İYİ KOOPERATİFÇİLİK ZARAR ETTİRMEZ
Prof. Dr. Yaşar Uysal ise yaptığı konuşmada İzmir ve Türkiye’deki kooperatifçilik örnekleri hakkında bilgiler verdi. Uysal kooperatifleşmenin gelişme açısından önemine değinerek şunları kaydetti:
“Türkiye’de kooperatifçiliğin gelişmesi üretimin de gelişmesi anlamına geliyor. Bir araya gelen üreticiler, iyi bir yönetimle kendilerini geliştirdikleri takdirde birçok başarıya imza atabiliyorlar. Üretimin artması, kazancında artmasına sebep olduğundan dolayı kooperatifleşmenin önemi de artıyor. İzmir’de yapılan kooperatifçilik ise Türkiye’de iyi örnekler arasında yerini alıyor. Tire Süt Kooperatifinin başarıları ortada. İyi bir kooperatifçilik yapmanın birinci yolu ortakların birbirine güvenmesinden geçiyor. Ortaklar iyi bir yönetimle birçok başarıya imza atarak ortakların durumunu pozitif yönde geliştirmeyi biliyorlar. İyi bir kooperatifçiliğin diğer bir sırrı da planlı üretimden kaynaklanıyor. Üretilen ürünlerin işlenerek pazara sunulması, kooperatifçiliğin ana hedeflerinden birisi olmasına karşılık, katma değeri yüksek ürünler halinde pazarda yerini alabiliyorlar. İyi yönetilen kooperatifler, ürettikleri ürünlerle marka değerini oluşturup, gelişmelerini sürdürüyorlar.

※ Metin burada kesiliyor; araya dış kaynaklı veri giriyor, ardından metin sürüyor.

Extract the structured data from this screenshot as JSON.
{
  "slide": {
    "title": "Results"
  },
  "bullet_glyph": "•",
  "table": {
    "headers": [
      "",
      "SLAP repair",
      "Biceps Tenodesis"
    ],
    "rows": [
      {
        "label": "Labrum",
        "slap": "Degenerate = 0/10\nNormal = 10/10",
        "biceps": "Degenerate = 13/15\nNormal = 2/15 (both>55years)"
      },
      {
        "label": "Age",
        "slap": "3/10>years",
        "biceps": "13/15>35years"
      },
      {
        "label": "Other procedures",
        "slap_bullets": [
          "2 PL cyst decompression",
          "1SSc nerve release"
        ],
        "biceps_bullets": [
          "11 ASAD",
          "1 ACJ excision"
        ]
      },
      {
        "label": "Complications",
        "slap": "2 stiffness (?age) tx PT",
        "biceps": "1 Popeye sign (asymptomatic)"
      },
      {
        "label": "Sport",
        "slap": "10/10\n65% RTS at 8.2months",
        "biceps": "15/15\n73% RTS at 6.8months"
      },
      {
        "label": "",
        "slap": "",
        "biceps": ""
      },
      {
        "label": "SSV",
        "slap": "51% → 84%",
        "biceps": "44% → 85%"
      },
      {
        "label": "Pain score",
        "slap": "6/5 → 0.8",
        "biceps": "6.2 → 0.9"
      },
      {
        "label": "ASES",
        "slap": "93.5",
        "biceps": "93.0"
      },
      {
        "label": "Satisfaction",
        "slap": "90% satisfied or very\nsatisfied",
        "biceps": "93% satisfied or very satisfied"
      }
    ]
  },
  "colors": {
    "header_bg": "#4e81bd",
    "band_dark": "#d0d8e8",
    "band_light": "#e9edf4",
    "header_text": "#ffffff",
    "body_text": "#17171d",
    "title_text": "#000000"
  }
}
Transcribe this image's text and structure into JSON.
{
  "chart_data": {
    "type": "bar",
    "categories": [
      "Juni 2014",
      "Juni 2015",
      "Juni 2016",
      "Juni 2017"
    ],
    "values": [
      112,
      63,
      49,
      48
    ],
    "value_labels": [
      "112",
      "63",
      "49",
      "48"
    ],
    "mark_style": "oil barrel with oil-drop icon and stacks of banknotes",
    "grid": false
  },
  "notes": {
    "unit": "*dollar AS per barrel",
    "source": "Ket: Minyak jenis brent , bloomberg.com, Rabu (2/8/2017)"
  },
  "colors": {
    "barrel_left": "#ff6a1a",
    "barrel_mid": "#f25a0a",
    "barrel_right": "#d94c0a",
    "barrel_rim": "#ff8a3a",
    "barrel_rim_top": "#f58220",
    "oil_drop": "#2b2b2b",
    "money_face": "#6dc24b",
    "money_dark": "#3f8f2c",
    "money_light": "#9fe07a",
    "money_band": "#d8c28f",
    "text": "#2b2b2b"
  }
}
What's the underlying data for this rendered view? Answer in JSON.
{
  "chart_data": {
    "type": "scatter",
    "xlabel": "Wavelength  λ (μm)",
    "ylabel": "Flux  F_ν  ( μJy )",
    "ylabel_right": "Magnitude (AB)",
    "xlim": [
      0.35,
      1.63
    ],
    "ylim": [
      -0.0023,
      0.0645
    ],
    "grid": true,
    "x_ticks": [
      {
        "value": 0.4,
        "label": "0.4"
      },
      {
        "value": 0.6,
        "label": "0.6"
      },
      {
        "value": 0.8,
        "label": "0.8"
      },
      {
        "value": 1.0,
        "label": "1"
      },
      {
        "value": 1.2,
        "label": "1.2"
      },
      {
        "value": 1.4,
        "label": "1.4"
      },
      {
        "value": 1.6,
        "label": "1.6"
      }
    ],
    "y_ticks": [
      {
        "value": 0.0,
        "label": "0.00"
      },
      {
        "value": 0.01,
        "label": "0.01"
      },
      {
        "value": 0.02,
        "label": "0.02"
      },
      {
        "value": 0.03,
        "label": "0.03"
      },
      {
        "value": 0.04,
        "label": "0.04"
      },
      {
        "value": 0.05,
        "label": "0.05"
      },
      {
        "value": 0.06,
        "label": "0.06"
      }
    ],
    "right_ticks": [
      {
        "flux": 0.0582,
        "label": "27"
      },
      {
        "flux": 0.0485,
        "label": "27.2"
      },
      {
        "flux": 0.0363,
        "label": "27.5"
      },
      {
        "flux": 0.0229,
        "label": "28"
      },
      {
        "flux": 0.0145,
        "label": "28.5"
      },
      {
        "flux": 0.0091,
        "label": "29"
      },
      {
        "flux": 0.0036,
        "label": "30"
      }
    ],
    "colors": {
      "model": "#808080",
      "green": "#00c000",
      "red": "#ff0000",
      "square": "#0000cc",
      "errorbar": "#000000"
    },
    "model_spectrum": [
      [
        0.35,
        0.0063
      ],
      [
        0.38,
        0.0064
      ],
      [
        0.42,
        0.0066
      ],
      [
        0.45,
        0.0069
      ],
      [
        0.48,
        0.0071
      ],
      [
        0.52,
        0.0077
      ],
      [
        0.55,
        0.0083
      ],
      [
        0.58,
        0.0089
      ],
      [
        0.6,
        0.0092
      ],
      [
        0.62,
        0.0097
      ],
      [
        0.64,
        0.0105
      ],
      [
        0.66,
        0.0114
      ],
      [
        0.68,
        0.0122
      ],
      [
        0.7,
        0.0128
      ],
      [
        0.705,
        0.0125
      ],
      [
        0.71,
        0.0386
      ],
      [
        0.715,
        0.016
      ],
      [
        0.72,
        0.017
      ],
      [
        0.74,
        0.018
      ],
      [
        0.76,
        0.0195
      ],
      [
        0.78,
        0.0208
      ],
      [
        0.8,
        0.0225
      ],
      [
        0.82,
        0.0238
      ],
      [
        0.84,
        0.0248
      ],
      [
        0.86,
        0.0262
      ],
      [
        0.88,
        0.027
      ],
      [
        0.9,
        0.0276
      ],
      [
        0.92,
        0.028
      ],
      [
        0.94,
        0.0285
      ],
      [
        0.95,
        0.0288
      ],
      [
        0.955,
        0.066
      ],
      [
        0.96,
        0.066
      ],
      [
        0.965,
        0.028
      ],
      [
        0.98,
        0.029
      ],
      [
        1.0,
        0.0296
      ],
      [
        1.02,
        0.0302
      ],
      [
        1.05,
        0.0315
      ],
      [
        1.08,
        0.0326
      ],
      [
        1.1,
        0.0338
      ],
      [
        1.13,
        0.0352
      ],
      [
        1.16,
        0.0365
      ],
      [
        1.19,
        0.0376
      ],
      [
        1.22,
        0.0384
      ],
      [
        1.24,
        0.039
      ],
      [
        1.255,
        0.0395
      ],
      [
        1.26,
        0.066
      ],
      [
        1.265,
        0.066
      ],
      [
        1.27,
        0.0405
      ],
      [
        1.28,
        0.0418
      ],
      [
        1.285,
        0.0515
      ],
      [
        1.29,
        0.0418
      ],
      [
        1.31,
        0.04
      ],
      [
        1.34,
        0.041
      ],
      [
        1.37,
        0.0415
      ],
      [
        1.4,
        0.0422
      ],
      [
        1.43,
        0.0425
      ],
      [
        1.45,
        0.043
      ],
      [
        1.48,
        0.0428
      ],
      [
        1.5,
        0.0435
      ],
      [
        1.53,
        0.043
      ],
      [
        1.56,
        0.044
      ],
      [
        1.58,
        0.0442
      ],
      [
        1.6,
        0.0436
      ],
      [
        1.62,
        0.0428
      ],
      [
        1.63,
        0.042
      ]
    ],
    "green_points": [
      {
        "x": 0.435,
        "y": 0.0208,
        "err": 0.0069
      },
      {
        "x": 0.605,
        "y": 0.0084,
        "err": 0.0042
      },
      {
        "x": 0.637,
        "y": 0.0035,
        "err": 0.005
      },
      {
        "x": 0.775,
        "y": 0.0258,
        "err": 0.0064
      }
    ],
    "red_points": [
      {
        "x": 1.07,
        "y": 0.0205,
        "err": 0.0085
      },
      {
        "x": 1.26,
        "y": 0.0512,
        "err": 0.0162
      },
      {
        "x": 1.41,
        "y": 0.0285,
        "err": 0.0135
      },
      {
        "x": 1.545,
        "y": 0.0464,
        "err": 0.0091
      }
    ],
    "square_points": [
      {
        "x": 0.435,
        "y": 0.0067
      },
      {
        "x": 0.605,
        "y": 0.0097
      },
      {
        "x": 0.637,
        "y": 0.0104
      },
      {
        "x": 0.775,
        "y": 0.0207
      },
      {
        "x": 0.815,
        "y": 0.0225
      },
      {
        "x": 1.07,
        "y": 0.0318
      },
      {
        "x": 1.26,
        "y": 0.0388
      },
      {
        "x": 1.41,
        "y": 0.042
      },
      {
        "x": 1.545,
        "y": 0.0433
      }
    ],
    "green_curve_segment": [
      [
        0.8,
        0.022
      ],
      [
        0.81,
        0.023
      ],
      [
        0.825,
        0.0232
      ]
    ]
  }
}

ELİMİZDEN GELENİ YAPMAYA HAZIRIZ
Proje Danışmanı melih Ülgen ise başarılı kooperatiflerin kuruluşları hakkında yaptığı konuşmada şunları söyledi:
“Türkiye’de kooperatifleşmeye önem verilmesi gerekiyor. Kooperatifleşmeyle birlikte çiftçilerin üretimi artarken, ortaklarında gelirlerinde büyük gelişme sağlanabiliyor. Ama bunun da en önemli faktörü iyi bir yönetimden geçiyor. Türkiye’de iyi örnekleri bulunan kooperatiflerin yanında kötü örneklerde var. Tire Süt Kooperatifinin kuruluşunda yer almaktan büyük mutluluk duyuyorum. Başkanımız Mahmut Eskiyörük göreve ilk geldiği zaman o dönemde çalıştığım kuruma gelerek bu konuda neler yapabilirizi sorguladı ve uygulamalarında başarılı olarak kooperatifi bugünlere getirdi. Mahmut Başkan kooperatifleşme sürecinde bizimle sürekli irtibatta olarak bizi sürekli olarak zorladı. Kooperatifin büyümesi için gerekli planları, projeleri sunarak desteklemelerden yararlandı ve bugünlere kadar geldi. Şimdilerde ise bir kooperatifin kurulması ve o kooperatifin geliştirilmesi iyi bir yönetimi sayesinde olabilir. Bu konuda kurulacak yeni kooperatiflere destek vermek bizi çok mutlu edecektir.”